For the first statement, the function $g$ defined on an open neighbourhood of $a$ by $g(x) := [D^{n-1}f(x)](h_{3}, \ldots , h_{n+1})$ is twice differentiable at $a$ with $[D^{2}g(a)](t_{1}, t_{2}) = [D^{n+1}f(a)](t_{1}, t_{2}, h_{3}, \ldots , h_{n+1})$ for all $t_{1}, t_{2}\in E$. You can apply the base case to $g$ to conclude that $[Dg(a)](h_{1}, h_{2}) = [Dg(a)](h_{2}, h_{1})$, and the first statement follows.

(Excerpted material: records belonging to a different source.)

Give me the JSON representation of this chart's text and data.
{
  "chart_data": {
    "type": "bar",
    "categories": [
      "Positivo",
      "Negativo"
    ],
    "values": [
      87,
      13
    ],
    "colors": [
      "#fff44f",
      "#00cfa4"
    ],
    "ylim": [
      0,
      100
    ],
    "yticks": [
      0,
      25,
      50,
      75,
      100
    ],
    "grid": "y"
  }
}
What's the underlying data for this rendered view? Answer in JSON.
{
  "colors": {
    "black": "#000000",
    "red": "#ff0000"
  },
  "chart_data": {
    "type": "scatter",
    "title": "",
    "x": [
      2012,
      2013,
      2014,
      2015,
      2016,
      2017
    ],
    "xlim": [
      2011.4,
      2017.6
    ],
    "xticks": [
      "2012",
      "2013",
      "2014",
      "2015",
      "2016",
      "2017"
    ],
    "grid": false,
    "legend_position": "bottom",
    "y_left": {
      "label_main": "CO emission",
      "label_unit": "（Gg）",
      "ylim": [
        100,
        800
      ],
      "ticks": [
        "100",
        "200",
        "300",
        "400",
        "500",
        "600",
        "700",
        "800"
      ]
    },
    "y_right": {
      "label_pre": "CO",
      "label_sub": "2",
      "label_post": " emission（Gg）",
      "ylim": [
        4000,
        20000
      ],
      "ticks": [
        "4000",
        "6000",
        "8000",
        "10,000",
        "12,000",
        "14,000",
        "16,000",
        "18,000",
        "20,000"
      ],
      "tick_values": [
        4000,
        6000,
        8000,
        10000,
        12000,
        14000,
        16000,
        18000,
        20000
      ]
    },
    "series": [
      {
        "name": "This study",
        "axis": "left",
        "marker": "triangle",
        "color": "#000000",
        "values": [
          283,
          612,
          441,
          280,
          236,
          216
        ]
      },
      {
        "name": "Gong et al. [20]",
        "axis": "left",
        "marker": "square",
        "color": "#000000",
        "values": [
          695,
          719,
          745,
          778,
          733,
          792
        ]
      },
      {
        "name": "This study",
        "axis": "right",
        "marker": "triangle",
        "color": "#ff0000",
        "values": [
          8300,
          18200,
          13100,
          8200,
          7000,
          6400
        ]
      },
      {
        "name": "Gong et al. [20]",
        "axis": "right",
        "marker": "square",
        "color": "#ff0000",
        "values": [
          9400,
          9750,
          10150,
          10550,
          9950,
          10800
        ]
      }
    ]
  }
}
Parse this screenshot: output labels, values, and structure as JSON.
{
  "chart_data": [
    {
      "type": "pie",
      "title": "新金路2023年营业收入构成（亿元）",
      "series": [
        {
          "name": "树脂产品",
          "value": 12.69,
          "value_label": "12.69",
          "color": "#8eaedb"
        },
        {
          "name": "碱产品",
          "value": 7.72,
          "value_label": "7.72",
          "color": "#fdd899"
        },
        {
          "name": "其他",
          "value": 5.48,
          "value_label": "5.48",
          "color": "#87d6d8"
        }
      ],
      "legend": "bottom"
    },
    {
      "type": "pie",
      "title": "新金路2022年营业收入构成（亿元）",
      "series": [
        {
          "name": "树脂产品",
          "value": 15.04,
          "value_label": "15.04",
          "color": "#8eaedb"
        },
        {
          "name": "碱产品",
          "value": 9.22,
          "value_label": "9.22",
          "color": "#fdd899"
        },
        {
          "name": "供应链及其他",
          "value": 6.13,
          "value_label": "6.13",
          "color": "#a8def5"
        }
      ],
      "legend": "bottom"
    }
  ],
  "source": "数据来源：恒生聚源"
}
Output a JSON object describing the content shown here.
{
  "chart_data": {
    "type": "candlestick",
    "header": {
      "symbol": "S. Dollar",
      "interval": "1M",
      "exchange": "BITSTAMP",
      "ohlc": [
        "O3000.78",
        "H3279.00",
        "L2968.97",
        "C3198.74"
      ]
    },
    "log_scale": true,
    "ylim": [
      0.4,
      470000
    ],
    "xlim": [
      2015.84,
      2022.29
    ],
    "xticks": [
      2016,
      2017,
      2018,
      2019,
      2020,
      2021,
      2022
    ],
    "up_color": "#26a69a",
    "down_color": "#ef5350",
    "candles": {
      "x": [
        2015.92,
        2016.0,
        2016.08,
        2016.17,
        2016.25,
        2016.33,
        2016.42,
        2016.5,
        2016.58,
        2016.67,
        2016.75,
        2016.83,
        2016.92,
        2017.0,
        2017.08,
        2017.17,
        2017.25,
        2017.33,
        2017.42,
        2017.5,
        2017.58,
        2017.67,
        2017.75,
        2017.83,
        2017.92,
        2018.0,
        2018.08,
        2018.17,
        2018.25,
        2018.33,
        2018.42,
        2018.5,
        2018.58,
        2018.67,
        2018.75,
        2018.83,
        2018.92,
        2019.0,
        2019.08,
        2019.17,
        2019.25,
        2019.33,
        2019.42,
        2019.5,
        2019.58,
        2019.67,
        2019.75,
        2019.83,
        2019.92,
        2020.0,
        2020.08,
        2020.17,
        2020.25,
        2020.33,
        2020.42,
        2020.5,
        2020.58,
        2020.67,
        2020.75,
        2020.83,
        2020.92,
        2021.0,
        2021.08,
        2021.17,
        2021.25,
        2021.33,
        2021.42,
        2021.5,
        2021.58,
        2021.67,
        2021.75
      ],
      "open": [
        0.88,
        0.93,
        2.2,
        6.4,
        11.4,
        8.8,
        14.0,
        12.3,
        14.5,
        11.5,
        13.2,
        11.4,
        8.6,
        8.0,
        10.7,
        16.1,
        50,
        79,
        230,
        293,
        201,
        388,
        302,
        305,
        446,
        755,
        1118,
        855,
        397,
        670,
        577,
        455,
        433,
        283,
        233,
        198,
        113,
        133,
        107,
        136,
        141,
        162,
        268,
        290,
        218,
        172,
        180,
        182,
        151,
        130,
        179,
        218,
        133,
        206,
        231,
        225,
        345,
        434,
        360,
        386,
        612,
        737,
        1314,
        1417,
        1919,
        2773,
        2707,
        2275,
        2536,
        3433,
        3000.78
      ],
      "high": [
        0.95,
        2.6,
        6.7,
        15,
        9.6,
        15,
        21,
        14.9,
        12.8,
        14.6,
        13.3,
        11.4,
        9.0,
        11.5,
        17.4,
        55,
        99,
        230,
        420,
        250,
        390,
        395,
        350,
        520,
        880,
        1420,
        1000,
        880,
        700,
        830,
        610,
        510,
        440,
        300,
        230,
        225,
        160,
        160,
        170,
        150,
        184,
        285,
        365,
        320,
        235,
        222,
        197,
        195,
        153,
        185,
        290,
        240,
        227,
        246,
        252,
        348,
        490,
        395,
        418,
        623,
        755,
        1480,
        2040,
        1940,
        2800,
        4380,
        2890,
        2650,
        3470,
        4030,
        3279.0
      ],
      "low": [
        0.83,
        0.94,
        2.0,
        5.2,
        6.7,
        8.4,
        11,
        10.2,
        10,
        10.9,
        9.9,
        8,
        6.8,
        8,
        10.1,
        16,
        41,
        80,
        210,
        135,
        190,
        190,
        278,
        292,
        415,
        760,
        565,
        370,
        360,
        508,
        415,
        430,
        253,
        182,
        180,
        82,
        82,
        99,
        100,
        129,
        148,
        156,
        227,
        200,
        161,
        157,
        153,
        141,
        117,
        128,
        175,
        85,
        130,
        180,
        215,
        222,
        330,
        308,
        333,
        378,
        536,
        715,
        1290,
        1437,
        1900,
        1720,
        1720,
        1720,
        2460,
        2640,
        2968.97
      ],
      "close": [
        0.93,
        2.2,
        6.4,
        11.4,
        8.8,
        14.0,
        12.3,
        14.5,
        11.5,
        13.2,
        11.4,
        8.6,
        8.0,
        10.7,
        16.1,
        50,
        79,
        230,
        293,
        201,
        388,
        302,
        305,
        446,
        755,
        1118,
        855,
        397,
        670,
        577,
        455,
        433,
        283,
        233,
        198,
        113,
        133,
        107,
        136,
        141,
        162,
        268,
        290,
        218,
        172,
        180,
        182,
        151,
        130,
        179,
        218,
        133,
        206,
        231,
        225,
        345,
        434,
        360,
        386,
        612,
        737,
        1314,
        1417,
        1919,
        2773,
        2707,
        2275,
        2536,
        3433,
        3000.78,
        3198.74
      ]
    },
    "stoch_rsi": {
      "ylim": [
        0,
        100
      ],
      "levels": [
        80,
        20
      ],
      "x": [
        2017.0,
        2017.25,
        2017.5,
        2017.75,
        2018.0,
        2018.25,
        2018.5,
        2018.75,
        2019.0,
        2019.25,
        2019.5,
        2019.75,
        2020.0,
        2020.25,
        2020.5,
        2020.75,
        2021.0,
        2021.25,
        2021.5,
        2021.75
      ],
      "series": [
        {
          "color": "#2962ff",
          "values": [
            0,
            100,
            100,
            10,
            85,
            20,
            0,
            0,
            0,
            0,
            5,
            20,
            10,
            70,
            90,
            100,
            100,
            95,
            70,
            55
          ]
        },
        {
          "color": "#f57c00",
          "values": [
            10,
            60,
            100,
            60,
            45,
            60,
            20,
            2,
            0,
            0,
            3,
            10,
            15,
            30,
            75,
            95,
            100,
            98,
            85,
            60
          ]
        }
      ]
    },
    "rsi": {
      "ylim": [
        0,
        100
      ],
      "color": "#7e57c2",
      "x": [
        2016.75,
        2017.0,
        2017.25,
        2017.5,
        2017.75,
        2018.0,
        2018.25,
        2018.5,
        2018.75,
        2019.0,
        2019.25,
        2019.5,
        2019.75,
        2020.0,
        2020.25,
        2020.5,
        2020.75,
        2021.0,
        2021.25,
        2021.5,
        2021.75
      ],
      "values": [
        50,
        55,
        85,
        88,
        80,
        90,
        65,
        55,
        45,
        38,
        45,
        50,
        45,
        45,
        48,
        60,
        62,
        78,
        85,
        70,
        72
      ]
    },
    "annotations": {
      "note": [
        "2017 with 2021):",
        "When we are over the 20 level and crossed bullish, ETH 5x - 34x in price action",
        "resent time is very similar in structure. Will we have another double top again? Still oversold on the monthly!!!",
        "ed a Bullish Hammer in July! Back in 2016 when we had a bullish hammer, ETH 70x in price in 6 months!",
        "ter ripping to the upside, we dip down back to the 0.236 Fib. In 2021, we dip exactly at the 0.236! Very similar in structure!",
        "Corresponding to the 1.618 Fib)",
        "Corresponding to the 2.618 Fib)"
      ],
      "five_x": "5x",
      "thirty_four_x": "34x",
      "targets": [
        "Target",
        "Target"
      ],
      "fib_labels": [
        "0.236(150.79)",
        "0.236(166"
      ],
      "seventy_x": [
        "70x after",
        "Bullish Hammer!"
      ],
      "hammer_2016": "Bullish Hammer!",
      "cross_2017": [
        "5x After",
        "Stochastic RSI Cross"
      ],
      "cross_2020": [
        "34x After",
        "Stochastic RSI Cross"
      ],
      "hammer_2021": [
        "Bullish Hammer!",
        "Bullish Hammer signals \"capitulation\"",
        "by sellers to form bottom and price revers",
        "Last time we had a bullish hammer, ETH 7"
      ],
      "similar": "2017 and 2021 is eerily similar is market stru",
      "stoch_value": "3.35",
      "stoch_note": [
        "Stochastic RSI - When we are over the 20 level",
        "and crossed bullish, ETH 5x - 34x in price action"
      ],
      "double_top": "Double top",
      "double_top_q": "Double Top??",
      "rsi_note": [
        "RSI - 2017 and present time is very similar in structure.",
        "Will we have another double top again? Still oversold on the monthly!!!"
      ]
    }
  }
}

For the second statement, note that by the induction hypothesis, if $\sigma$ is a permutation of $\{2, \ldots , n+1\}$, then for all $x$ in some open neighbourhood of $a$,
$$[D^{n}f(x)](h_{\sigma (2)}, \ldots , h_{\sigma (n+1)}) = [D^{n}f(x)](h_{2}, \ldots , h_{n+1}).$$
Define $\phi$ on an open neighbourhood of $a$ by $\phi (x) := [D^{n}f(x)](h_{2}, \ldots , h_{n+1})$ and $\psi$ on an open neighbourhood of $a$ by $\psi (x) := [D^{n}f(x)](h_{\sigma (2)}, \ldots , h_{\sigma (n+1)})$. It was shown above that $\phi (x) = \psi (x)$ for all $x$ in some open neighbourhood of $a$, so it follows that $[D\phi (a)](t_{1}) = [D\psi (a)](t_{1})$ for all $t_{1}\in E$. But it can be shown that
$$[D\phi (a)](t_{1}) = [D^{n+1}f(a)](t_{1}, h_{2}, \ldots , h_{n+1})$$
and
$$[D\psi (a)](t_{1}) = [D^{n+1}f(a)](t_{1}, h_{\sigma (2)}, \ldots , h_{\sigma (n+1)})$$
holds for all $t_{1}\in E$, so the second statement follows by taking $t_{1}$ as $h_{1}$.